One of our primary goals has always been affordability
“This is deemed adequate for its intended use, since a confirmatory finger prick is still required when therapy decisions need to be made,” says Nemaura Medical CEO Dr. Faz Chowdhury. “Going forward, improved SugarBEAT sensor performance should see MARD continue to fall.”
While no price point has yet been announced, Chowdhury claims SugarBEAT will be the cheapest CGM on the market, with disposable patches costing a few dollars each.
“One of our primary goals has always been affordability,” he says.
Going one step further on the finger prick reduction front is GlucoTrack. A non-continuous NIGM system from Israeli firm Integrity Applications, it only requires six finger stick tests per year.

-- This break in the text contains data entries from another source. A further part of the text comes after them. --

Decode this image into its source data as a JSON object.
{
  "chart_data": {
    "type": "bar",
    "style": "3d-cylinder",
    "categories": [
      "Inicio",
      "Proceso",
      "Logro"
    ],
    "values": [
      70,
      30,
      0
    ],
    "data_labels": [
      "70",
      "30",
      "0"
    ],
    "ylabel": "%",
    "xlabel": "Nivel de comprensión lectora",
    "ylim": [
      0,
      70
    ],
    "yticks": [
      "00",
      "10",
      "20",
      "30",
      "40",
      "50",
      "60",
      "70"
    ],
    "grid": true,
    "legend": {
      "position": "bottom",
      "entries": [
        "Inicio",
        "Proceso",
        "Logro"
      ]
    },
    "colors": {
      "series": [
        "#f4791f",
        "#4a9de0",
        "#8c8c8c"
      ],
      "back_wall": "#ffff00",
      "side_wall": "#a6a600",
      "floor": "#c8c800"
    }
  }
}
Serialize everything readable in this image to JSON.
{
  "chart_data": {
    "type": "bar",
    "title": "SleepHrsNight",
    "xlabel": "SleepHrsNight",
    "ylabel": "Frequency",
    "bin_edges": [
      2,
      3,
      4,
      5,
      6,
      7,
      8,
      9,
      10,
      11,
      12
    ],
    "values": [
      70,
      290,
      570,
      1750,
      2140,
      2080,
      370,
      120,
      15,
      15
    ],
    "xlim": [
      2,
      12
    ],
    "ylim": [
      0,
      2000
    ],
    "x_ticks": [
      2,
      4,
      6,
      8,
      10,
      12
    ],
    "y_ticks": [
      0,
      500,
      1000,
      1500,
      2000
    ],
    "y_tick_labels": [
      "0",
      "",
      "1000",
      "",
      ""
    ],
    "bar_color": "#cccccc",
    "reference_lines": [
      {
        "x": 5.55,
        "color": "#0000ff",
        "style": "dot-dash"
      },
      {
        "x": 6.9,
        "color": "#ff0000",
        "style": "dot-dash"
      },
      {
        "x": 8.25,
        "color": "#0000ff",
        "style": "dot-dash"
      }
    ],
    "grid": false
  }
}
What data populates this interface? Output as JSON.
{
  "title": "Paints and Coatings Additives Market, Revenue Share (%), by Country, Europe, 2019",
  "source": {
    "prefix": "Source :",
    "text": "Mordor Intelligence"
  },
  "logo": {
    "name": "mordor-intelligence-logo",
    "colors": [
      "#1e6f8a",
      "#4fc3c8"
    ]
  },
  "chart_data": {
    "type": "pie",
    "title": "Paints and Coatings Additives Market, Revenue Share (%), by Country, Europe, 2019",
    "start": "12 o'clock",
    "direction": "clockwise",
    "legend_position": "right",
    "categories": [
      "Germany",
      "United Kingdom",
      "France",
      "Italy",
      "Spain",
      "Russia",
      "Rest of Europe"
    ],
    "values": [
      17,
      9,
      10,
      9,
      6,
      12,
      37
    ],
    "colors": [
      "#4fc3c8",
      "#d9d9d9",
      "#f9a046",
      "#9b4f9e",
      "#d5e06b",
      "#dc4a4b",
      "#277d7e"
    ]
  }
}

With widespread market entry in 2016, GlucoTrack has already gained regulatory approval in Europe and South Korea, and is working toward approval in the U.S. and China. The company claims accuracy is “equivalent or better than that of other commercially available CGM systems.”
GlucoTrack uses an earlobe clip-on sensor similar to a pulse oximeter to analyze glucose levels through the skin, using ultrasound, electromagnetic and thermal technologies. The abundance of capillaries and relatively slow blood flow in the earlobe apparently helps to give more accurate readings than at other body testing sites.
GlucoTrack is the only truly non-invasive device available in the world
“GlucoTrack is the only truly non-invasive device available in the world,” claims Integrity CEO Avner Gal. “It is also the only device that combines multiple sensors and technologies to increase reliability.”
Readings from GlucoTrack’s clip-on sensor are transferred via cable to a smartphone-sized “module” that calculates glucose levels. Processed data can then be downloaded for professional analysis (wireless functionality for the module is now under development). While the sensor has to be calibrated every six months with three finger pricks (carried out at the point of sale or in a clinic), it can be used as often as required, and readings take less than a minute.
First-year costs for the latest GlucoTrack model are around $2,100, including one replaceable sensor. This compares favorably with current prices for Dexcom’s G5 (including transmitters and sensors).
With the demand for affordable, practical, accurate and painless glucose monitoring devices at an all-time high, SugarBEAT and GlucoTrack are just two of the many NIGM devices currently making waves. If these devices can be shown to improve glycemic control, then finger prick testing may one day become a pain of the past.